The amount of water soon headed into the enlarged, glacially gouged natural lake, in other words, will be enough to fill 370,000 acre-feet of empty space in the 56-percent-full impoundment — and then nearly fill the whole lake again one more time.
Temperatures and precipitation, both impossible to predict precisely, will determine how the snow and ice melts off. The pace determines exactly how high and fast rivers and streams will rage, and how quickly the lakes will fill in the months ahead. At mid and lower elevations the melt is already well underway, and waterways are showing it by flowing higher and faster.
The Snake River at Alpine, for instance, carried 15,700 cubic feet per second Monday morning, the highest reading for May 8 in 46 years of U.S. Geological Survey record-keeping.
Sunshine and temperatures in the high 60s dominate the week’s forecast, and by Saturday the National Oceanic and Atmospheric Administration is predicting Snake River Canyon flows of 22,000 cfs.
While the Snake is running right now in record territory, it’s an open question if peak flows this runoff season will reach those from other historic water years, like 1997 and 2011.
“It’s a good thing, as far as water supply,” Loveland said, “and it’s manageable.”
Palisades Reservoir has been kept near-empty to allow Loveland and his colleagues to send as much water as necessary downstream to prevent flooding.

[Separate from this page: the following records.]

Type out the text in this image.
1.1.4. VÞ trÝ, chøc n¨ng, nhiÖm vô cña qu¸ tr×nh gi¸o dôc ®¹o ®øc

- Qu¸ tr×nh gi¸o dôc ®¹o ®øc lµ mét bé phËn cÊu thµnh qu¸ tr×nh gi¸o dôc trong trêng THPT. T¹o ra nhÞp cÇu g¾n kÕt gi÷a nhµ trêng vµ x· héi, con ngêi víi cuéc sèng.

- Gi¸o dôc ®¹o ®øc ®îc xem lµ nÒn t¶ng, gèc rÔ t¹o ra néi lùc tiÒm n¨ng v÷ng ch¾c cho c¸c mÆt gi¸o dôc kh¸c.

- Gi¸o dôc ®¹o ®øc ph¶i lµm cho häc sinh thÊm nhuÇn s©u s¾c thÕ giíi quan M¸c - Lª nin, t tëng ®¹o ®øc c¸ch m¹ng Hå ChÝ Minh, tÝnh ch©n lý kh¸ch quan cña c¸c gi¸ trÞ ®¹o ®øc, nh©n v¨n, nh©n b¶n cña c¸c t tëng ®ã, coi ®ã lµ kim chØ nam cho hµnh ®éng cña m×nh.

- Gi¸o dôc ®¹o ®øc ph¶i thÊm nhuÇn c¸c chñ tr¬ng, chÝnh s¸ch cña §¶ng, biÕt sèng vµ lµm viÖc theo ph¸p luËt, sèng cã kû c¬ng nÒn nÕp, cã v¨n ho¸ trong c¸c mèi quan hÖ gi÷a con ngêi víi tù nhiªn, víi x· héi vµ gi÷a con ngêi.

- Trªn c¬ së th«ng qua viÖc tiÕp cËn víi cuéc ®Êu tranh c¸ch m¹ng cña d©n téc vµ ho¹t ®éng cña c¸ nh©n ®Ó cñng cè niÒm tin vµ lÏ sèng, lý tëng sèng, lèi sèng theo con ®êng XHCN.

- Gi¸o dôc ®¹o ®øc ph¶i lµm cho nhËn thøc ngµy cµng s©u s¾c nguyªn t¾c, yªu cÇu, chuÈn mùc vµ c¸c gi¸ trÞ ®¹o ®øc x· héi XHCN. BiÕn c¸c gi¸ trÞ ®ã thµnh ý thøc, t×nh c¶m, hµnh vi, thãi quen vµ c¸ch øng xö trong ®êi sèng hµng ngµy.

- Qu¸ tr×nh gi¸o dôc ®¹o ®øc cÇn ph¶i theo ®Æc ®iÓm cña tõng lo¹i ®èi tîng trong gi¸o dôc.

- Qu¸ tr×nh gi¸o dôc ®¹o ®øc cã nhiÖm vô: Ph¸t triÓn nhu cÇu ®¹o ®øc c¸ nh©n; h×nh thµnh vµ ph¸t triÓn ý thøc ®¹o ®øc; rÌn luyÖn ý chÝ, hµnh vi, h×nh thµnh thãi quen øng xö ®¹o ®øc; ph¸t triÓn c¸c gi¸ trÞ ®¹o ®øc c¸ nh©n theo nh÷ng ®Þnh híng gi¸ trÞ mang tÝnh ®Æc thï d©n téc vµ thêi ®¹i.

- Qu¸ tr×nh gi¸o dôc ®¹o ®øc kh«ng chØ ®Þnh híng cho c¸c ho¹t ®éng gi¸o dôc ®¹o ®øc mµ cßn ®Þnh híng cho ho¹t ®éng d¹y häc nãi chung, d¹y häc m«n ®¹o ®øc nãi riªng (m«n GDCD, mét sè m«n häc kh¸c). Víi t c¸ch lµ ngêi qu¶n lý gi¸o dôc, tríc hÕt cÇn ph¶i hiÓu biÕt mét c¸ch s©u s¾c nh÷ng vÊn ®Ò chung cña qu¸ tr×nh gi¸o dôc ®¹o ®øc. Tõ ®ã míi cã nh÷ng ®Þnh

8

Although the Snake is largely engineered and encased by levies in the developed reaches of Jackson Hole, managers believe there is potential for flooding downstream of Jackson Lake due to uncontrollable tributary runoff.
“We can reduce the amount of water coming down [out of the dams] if there’s tributary flooding,” Loveland said. “That’s one of those decisions we’ll have to make as it’s happening.”
Loveland said he’s still reviewing the data and weather forecasts and doesn’t yet have a schedule for releases out of Jackson Lake. But the schedule will be completed soon and presented at the Bureau of Reclamation’s annual streamflow and reservoir operations meeting in Jackson, scheduled for 5:30 p.m. May 18 at Teton County Library.